Nascido em Gouveia, em 28 de Janeiro de 1916, Vergílio Ferreira foi um dos mais importantes ficcionistas e também pensadores portugueses da segunda metade do século XX. Filho de pais que emigraram cedo para o Canadá, Vergílio Ferreira foi criado com os irmãos mais novos, estudou num seminário e em 1936 passou a frequentar o Liceu da Guarda. Na Faculdade de Letras da Universidade de Coimbra escreveu poesia, nunca publicada, e escreveu “O Caminho Fica Longe”, o seu romance de estreia.

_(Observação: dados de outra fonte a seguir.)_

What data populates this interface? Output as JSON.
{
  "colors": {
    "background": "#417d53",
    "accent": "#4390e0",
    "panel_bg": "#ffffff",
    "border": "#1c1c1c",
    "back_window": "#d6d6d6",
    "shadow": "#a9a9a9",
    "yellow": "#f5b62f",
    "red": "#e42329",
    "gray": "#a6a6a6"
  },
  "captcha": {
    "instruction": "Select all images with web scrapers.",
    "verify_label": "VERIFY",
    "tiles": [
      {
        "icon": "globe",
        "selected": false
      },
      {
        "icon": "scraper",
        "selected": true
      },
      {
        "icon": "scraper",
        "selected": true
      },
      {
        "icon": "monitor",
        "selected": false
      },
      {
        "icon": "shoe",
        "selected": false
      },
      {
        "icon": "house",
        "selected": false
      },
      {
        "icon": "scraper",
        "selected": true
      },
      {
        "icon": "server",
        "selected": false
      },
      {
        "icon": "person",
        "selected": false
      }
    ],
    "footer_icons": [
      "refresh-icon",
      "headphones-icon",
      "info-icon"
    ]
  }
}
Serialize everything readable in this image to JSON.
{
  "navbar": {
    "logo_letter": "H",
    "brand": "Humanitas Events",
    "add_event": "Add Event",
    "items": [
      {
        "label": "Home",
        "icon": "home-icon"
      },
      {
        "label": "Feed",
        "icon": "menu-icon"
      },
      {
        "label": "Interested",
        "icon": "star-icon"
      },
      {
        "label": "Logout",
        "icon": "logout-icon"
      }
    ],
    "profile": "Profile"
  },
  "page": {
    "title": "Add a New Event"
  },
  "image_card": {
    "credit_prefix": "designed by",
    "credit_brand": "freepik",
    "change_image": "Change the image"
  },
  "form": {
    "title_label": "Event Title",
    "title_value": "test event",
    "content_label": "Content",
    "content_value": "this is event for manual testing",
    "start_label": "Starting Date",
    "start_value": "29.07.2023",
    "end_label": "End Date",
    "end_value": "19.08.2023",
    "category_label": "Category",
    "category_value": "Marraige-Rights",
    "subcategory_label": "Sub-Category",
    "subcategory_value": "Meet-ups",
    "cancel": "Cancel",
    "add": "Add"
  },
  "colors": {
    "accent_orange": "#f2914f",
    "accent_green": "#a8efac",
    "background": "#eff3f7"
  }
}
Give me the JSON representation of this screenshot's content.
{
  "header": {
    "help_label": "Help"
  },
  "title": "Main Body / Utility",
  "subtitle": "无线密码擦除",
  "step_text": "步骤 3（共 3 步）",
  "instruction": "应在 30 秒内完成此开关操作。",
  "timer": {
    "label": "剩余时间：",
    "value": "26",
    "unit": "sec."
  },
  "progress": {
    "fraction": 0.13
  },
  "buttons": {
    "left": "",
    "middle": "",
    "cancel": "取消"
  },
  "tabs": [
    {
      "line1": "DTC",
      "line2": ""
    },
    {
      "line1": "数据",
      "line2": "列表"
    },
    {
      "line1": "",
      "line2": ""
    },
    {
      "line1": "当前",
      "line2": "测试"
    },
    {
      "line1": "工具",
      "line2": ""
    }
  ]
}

Licenciado em Filologia Românica , leccionou no Liceu de Faro. Depois foi professor do Liceu de Bragança e começou a escrever “Vagão J”, romance publicado em 1946. Casou com uma professora polaca refugiada em Portugal. Depois de uma passagem pelo Liceu de Gouveia, período em que escreveu “Manhã Submersa”, depois adaptado ao cinema por Lauro António, tornou-se professor do Liceu Camões, onde se manteve até à aposentação.

Em 1992 foi eleito para Academia das Ciências e recebeu o Prémio Camões pelo conjunto da sua obra, repartida pelo romance, pelo conto, pelo ensaio e por uma intensa actividade diarística de que resultaram os volumes de “Conta-Corrente”. Falecido a 1 de Março de 1996 na sua casa de Lisboa, foi sepultado no cemitério de Melo, a sua terra, com o caixão virado para a Serra da Estrela, por sua vontade expressa. Em 1979 foi agraciado como Grande Oficial da Ordem Militar de Santiago de Espada.

Deixou uma obra extensa e de excelência que se encontra agora, no centenário do seu nascimento, a ser reeditada. Vergílio Ferreira tornou-se associado da SPA em Abril de 1972. Deixou, influenciado pelo corrente filosófica do existencialismo, importantes páginas de reflexão filosófica que hoje devem ser recordadas pelo seu carácter excepcional.